Troubleshooting with the Dashboard
When a training job fails, use the dashboard to quickly identify the root cause. In large clusters, alerts eliminate the need to manually hunt for the bad node—they tell you exactly which node and device has the issue.1. Check XID Alerts First
Start with the Alert list in the Cluster Overview. XID alerts identify the exact node and GPU device experiencing issues, so you can pinpoint problems immediately without searching through hundreds of nodes. XID errors are NVIDIA’s GPU error codes reported by the kernel driver. Each code indicates a specific hardware or software issue—from memory errors to thermal shutdowns. Use the NVIDIA XID Error Catalog to look up the error code and understand the recommended action.2. Check InfiniBand Performance
Next, expand the InfiniBand Metrics section and look for:- Port Errors - Non-zero values indicate connectivity problems
- Throughput drops - May explain slow collective operations during distributed training
3. Review Secondary Metrics
For additional context, check:- GPU Temperature - Spikes above 80°C may indicate cooling issues
- GPU Utilization - Sudden drops to 0% during training suggest failures
- Slurm Nodes State - See if any nodes are marked as “down”
Adjust Time Range
Use the time picker (top right) to zoom into the incident window or compare with historical baseline.Alerting
Get notified immediately when something needs attention.
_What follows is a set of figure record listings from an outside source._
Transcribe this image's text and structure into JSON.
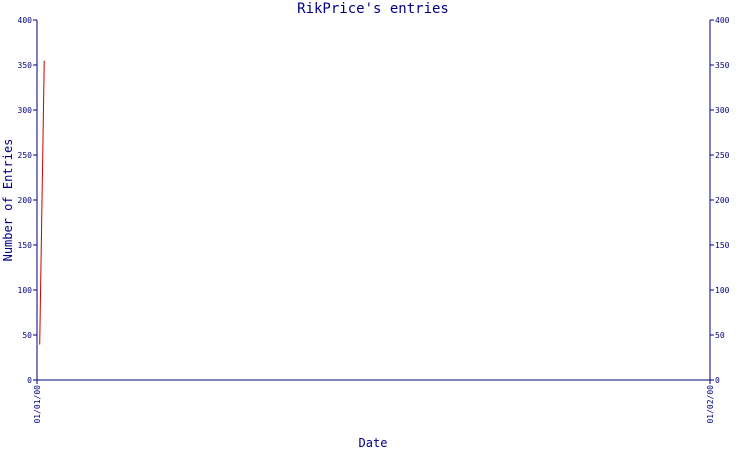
{
  "chart_data": {
    "type": "line",
    "title": "RikPrice's entries",
    "xlabel": "Date",
    "ylabel": "Number of Entries",
    "x_range": [
      "01/01/00",
      "01/02/00"
    ],
    "xticks": [
      "01/01/00",
      "01/02/00"
    ],
    "ylim": [
      0,
      400
    ],
    "yticks": [
      0,
      50,
      100,
      150,
      200,
      250,
      300,
      350,
      400
    ],
    "right_axis": true,
    "grid": false,
    "series": [
      {
        "color": "#cc0000",
        "points": [
          {
            "x": "01/01/00 03:00",
            "y": 40
          },
          {
            "x": "01/01/00 08:00",
            "y": 354
          }
        ]
      }
    ]
  },
  "colors": {
    "axis": "#000080",
    "text": "#000080",
    "line": "#cc0000"
  }
}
Alerts are triggered when metrics exceed critical thresholds, so you can respond before issues impact your workloads.Notification Channels
Alerts can be delivered to your preferred channels:- Slack - Receive alerts directly in your Slack workspace
- Microsoft Teams - Get notifications in your Teams channels
- Webhooks - Integrate with any provider that accepts webhooks
Creating Custom Alerts
You can create custom alert rules directly in Grafana for your specific workloads. Here’s how:1
Open Alert Rules
In your Grafana dashboard, navigate to Alerting → Alert rules → + New alert rule.
2
Define Query and Condition
Select your data source and write a query for the metric you want to monitor. Then set the condition that triggers the alert (e.g.,
GPU temperature > 80°C).3
Set Evaluation Behavior
Configure how often the rule is evaluated and how long the condition must be true before firing. This helps prevent false alarms from brief spikes.
4
Configure Notifications
Choose where to send alerts—use an existing contact point (Slack, Teams, webhook) or create a new one.
5
Save and Activate
Click Save rule to activate your custom alert.